Francis Bacon said, “silence is the sleep that nourishes wisdom” meaning our best selves need regenerative nourishment.

 Recent studies have confirmed that Americans do not get enough sleep, with more than a third of adults getting less than seven hours a night, which may be just as bad at not sleeping at all.

Many bad decisions in negotiations we may very literally be working ourselves to death.

Even Arianna Huffington, the queen of productivity, has gotten onboard. Her latest book, “The Sleep Revolution,” touts the benefits of getting more shut eye in order to be more creative, productive, and even happier. In her 2010 TED Talk, where she advised attendees to “sleep their way to the top,” Huffington tackled the culture of “sleep deprivation one-upmanship” that has led people to brag about how little rest they’re getting and how much they’re doing.

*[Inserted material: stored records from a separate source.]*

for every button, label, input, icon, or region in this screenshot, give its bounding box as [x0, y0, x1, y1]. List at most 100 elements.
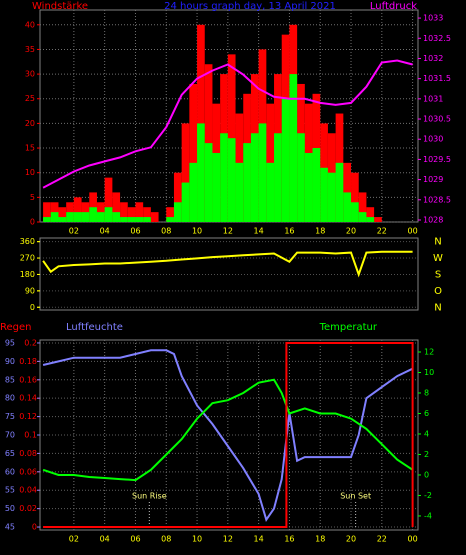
bar [181, 182, 190, 222]
x-tick-label: 12 [223, 227, 233, 236]
y-tick-label: 5 [30, 193, 35, 202]
y-tick-label: 0.14 [19, 394, 37, 403]
axis-label: Windstärke [32, 1, 88, 12]
bar [358, 212, 367, 222]
bar [58, 217, 67, 222]
y-tick-label: 0.04 [19, 486, 37, 495]
y-tick-label: 180 [20, 270, 35, 279]
x-tick-label: 06 [130, 535, 140, 544]
bar [189, 83, 198, 222]
bar [127, 207, 136, 222]
y-tick-label: 270 [20, 254, 35, 263]
bar [327, 172, 336, 222]
y-tick-label: 90 [25, 286, 35, 295]
line [42, 250, 413, 278]
bar [297, 133, 305, 222]
y-tick-label: S [435, 269, 441, 280]
bar [343, 192, 352, 222]
x-tick-label: 20 [346, 227, 356, 236]
bar [150, 212, 159, 222]
y-tick-label: 0.18 [19, 357, 37, 366]
bar [227, 54, 236, 222]
y-tick-label: 0.12 [19, 412, 37, 421]
y-tick-label: 30 [25, 70, 35, 79]
line [43, 342, 414, 528]
y-tick-label: 95 [5, 338, 15, 347]
y-tick-label: 1032.5 [423, 34, 451, 43]
bar [212, 152, 221, 222]
y-tick-label: 10 [25, 168, 35, 177]
x-tick-label: 04 [100, 227, 110, 236]
y-tick-label: 1029 [423, 175, 443, 184]
x-tick-label: 20 [346, 535, 356, 544]
x-tick-label: 10 [192, 535, 202, 544]
y-tick-label: 1031 [423, 94, 443, 103]
y-tick-label: W [433, 253, 443, 264]
x-tick-label: 00 [408, 535, 418, 544]
bar [143, 207, 151, 222]
bar [112, 212, 121, 222]
x-tick-label: 02 [69, 535, 79, 544]
y-tick-label: 1030.5 [423, 115, 451, 124]
bar [112, 192, 121, 222]
y-tick-label: 10 [424, 368, 434, 377]
y-tick-label: 0.1 [24, 431, 37, 440]
bar [351, 172, 359, 222]
bar [366, 217, 375, 222]
bar [366, 207, 375, 222]
bar [304, 152, 313, 222]
line [42, 59, 413, 189]
x-tick-label: 22 [377, 227, 387, 236]
y-tick-label: 1033 [423, 14, 443, 23]
y-tick-label: 0.16 [19, 375, 37, 384]
x-tick-label: 08 [161, 535, 171, 544]
y-tick-label: 25 [25, 94, 35, 103]
x-tick-label: 10 [192, 227, 202, 236]
y-tick-label: 85 [5, 375, 15, 384]
axis-label: Regen [0, 322, 32, 333]
bar [173, 172, 182, 222]
y-tick-label: 1032 [423, 54, 443, 63]
bar [89, 207, 97, 222]
y-tick-label: 6 [424, 409, 429, 418]
bar [127, 217, 136, 222]
bar [320, 167, 328, 222]
bar [120, 202, 128, 222]
y-tick-label: 0 [30, 218, 35, 227]
y-tick-label: 1028.5 [423, 195, 451, 204]
x-tick-label: 08 [161, 227, 171, 236]
y-tick-label: 45 [5, 523, 15, 532]
y-tick-label: -2 [424, 491, 432, 500]
y-tick-label: N [434, 302, 441, 313]
bar [266, 162, 275, 222]
y-tick-label: 0.2 [24, 339, 37, 348]
bar [50, 202, 59, 222]
y-tick-label: 0 [30, 303, 35, 312]
y-tick-label: 1028 [423, 215, 443, 224]
x-tick-label: 18 [315, 535, 325, 544]
x-tick-label: 16 [284, 227, 294, 236]
bar [374, 217, 382, 222]
y-tick-label: 0.02 [19, 504, 37, 513]
y-tick-label: 35 [25, 45, 35, 54]
bar [81, 202, 90, 222]
bar [312, 148, 321, 222]
y-tick-label: 0 [32, 522, 37, 531]
y-tick-label: 50 [5, 504, 15, 513]
bar [120, 217, 128, 222]
bar [96, 202, 105, 222]
bar [81, 212, 90, 222]
x-tick-label: 06 [130, 227, 140, 236]
bar [50, 212, 59, 222]
bar [204, 143, 213, 222]
y-tick-label: 90 [5, 357, 15, 366]
y-tick-label: 8 [424, 388, 429, 397]
bar [96, 212, 105, 222]
y-tick-label: 2 [424, 450, 429, 459]
x-tick-label: 04 [100, 535, 110, 544]
axis-label: Luftfeuchte [66, 322, 123, 333]
y-tick-label: 60 [5, 467, 15, 476]
y-tick-label: 20 [25, 119, 35, 128]
y-tick-label: 1031.5 [423, 74, 451, 83]
bar [243, 143, 251, 222]
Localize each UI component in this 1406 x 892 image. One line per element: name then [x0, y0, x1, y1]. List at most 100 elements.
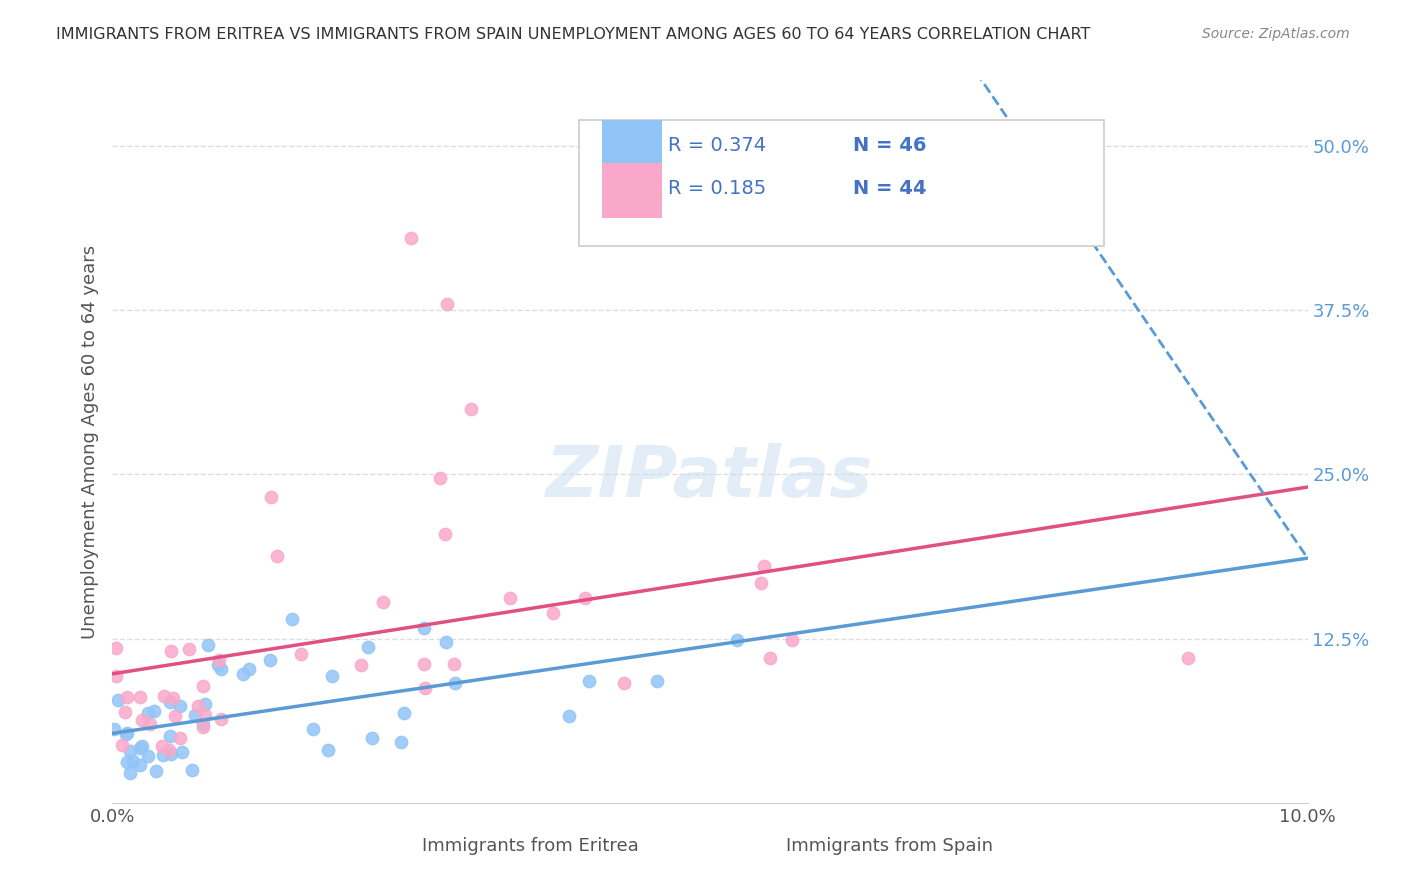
- Point: [103, 723, 125, 737]
- Point: [558, 708, 581, 723]
- Point: [754, 559, 776, 574]
- Point: [782, 632, 804, 647]
- Text: N = 46: N = 46: [853, 136, 927, 155]
- Point: [160, 747, 183, 762]
- Text: IMMIGRANTS FROM ERITREA VS IMMIGRANTS FROM SPAIN UNEMPLOYMENT AMONG AGES 60 TO 6: IMMIGRANTS FROM ERITREA VS IMMIGRANTS FR…: [56, 27, 1091, 42]
- Text: Immigrants from Spain: Immigrants from Spain: [786, 838, 993, 855]
- Point: [434, 635, 457, 649]
- Point: [401, 231, 423, 245]
- Point: [111, 738, 134, 752]
- Point: [187, 699, 209, 714]
- Point: [159, 729, 181, 743]
- Text: Immigrants from Eritrea: Immigrants from Eritrea: [422, 838, 640, 855]
- Point: [152, 689, 174, 703]
- Point: [321, 669, 343, 683]
- Point: [136, 706, 159, 721]
- Point: [541, 606, 564, 620]
- Point: [356, 640, 378, 654]
- Point: [413, 657, 436, 671]
- Point: [159, 696, 181, 710]
- Point: [301, 723, 323, 737]
- Text: Source: ZipAtlas.com: Source: ZipAtlas.com: [1202, 27, 1350, 41]
- Point: [209, 712, 232, 726]
- Point: [177, 642, 200, 657]
- Point: [266, 549, 288, 564]
- Point: [193, 720, 215, 734]
- Text: R = 0.374: R = 0.374: [668, 136, 766, 155]
- Point: [191, 679, 214, 693]
- Point: [128, 690, 150, 705]
- Point: [193, 717, 215, 731]
- Point: [290, 648, 312, 662]
- Point: [434, 527, 457, 541]
- Text: ZIPatlas: ZIPatlas: [547, 443, 873, 512]
- Point: [117, 726, 139, 740]
- Point: [160, 644, 183, 658]
- Point: [121, 754, 143, 768]
- FancyBboxPatch shape: [723, 821, 794, 864]
- Point: [172, 745, 194, 759]
- Point: [181, 763, 204, 777]
- Y-axis label: Unemployment Among Ages 60 to 64 years: Unemployment Among Ages 60 to 64 years: [80, 244, 98, 639]
- Point: [460, 401, 482, 416]
- Point: [394, 706, 416, 720]
- Point: [259, 490, 281, 504]
- Point: [162, 691, 184, 706]
- Point: [169, 698, 191, 713]
- Point: [413, 681, 436, 695]
- Point: [114, 727, 136, 741]
- Point: [152, 748, 174, 763]
- Point: [136, 749, 159, 764]
- Point: [574, 591, 596, 605]
- Point: [194, 707, 217, 722]
- FancyBboxPatch shape: [603, 163, 662, 218]
- Point: [444, 676, 467, 690]
- Point: [184, 708, 207, 723]
- Point: [129, 741, 152, 756]
- Point: [131, 714, 153, 728]
- Point: [725, 633, 748, 648]
- Point: [104, 669, 127, 683]
- Point: [613, 676, 636, 690]
- Point: [129, 758, 152, 772]
- Point: [209, 662, 232, 676]
- Point: [499, 591, 522, 605]
- Point: [443, 657, 465, 672]
- Point: [117, 755, 139, 769]
- Point: [436, 296, 458, 310]
- Point: [163, 709, 186, 723]
- Point: [238, 662, 260, 676]
- FancyBboxPatch shape: [603, 120, 662, 174]
- Point: [578, 674, 600, 689]
- Point: [169, 731, 191, 745]
- Point: [118, 744, 141, 758]
- Point: [373, 595, 395, 609]
- Point: [361, 731, 384, 745]
- Point: [105, 641, 128, 656]
- Point: [389, 735, 412, 749]
- Point: [759, 651, 782, 665]
- Point: [142, 704, 165, 718]
- Point: [207, 657, 229, 672]
- Point: [318, 742, 340, 756]
- Point: [115, 690, 138, 704]
- Point: [114, 705, 136, 719]
- Point: [350, 657, 373, 672]
- Point: [429, 471, 451, 485]
- Point: [207, 653, 229, 667]
- Point: [232, 666, 254, 681]
- Point: [150, 739, 173, 754]
- Point: [281, 612, 304, 626]
- FancyBboxPatch shape: [579, 120, 1105, 246]
- Point: [259, 652, 281, 666]
- Point: [107, 693, 129, 707]
- Point: [645, 673, 668, 688]
- Point: [197, 638, 219, 652]
- FancyBboxPatch shape: [370, 821, 441, 864]
- Point: [118, 766, 141, 780]
- Point: [139, 716, 162, 731]
- Point: [145, 764, 167, 778]
- Point: [1177, 651, 1199, 665]
- Text: N = 44: N = 44: [853, 179, 927, 198]
- Point: [194, 697, 217, 711]
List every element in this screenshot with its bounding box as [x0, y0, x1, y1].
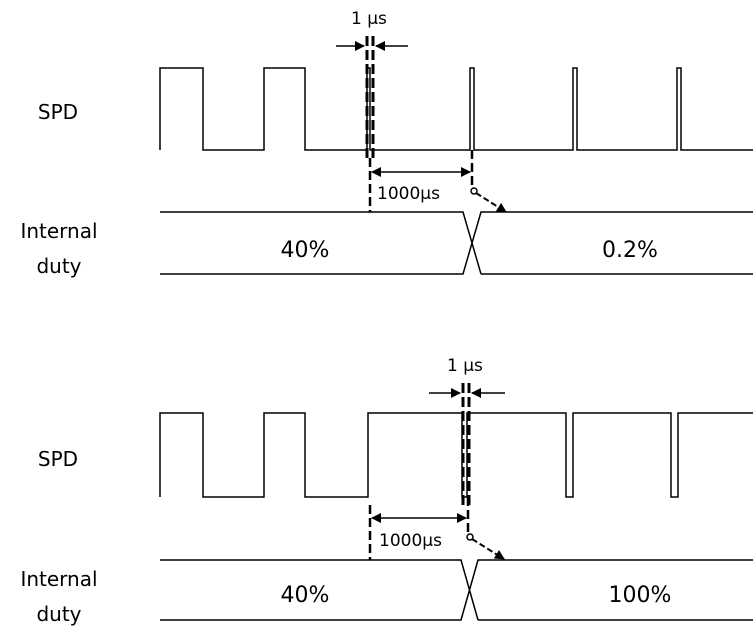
pulse-width-label-1: 1 µs [350, 9, 388, 29]
interval-label-2: 1000µs [378, 531, 443, 551]
duty-before-1: 40% [280, 238, 330, 263]
panel-1 [159, 36, 753, 275]
duty-before-2: 40% [280, 583, 330, 608]
transition-pointer-1 [475, 192, 507, 213]
duty-after-1: 0.2% [602, 238, 658, 263]
internal-duty-bus-2 [160, 559, 753, 621]
spd-waveform-2 [159, 412, 753, 498]
internal-duty-label-line2-1: duty [36, 254, 82, 278]
transition-pointer-2 [471, 538, 505, 560]
panel-2 [159, 383, 753, 621]
pulse-width-label-2: 1 µs [446, 356, 484, 376]
spd-waveform-1 [159, 67, 753, 151]
internal-duty-label-line1-2: Internal [20, 567, 98, 591]
interval-label-1: 1000µs [376, 184, 441, 204]
internal-duty-label-line2-2: duty [36, 602, 82, 626]
spd-label-2: SPD [37, 447, 79, 471]
internal-duty-label-line1-1: Internal [20, 219, 98, 243]
spd-label-1: SPD [37, 100, 79, 124]
internal-duty-bus-1 [160, 211, 753, 275]
duty-after-2: 100% [608, 583, 672, 608]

We’ve adopted a culture where we struggle to recognize or justify our own value unless we’re in a constant state of being in-demand. When we’re too busy, have too many conflicting deadlines and back-to-back meetings, it’s easy to trick ourselves into believing that just compromising on a few hours of sleep is the best answer. But ongoing sleep deprivation, even losing just a few hours a night, can lead to health risks, lowered creativity, trouble concentrating or even an inability to function through the workday. And, according to the National Sleep Foundation, sleep is something that can’t be caught up on later.  

What can we do? Powering down all electronics, at least one hour before bed may be our biggest goal. By signaling to your brain that it’s time to relax, it can start the necessary process to prepare for sleep. Having a nightly ritual, like meditation, reading or putting on some extra comfy pajamas, can help ease your mind to make the transition from the busy workday to the world of Morpheus.

So, next time you’re getting lost in your work at 2 am and feeling that charge that comes from knowing your ideas are flowing and you’re bringing value to the table, just remember how much you’ll suffer for missing those extra zzz’s tomorrow. Or as Huffington says, “I urge you to shut your eyes and discover the great ideas that lie inside us, to shut your engines and discover the power of sleep.”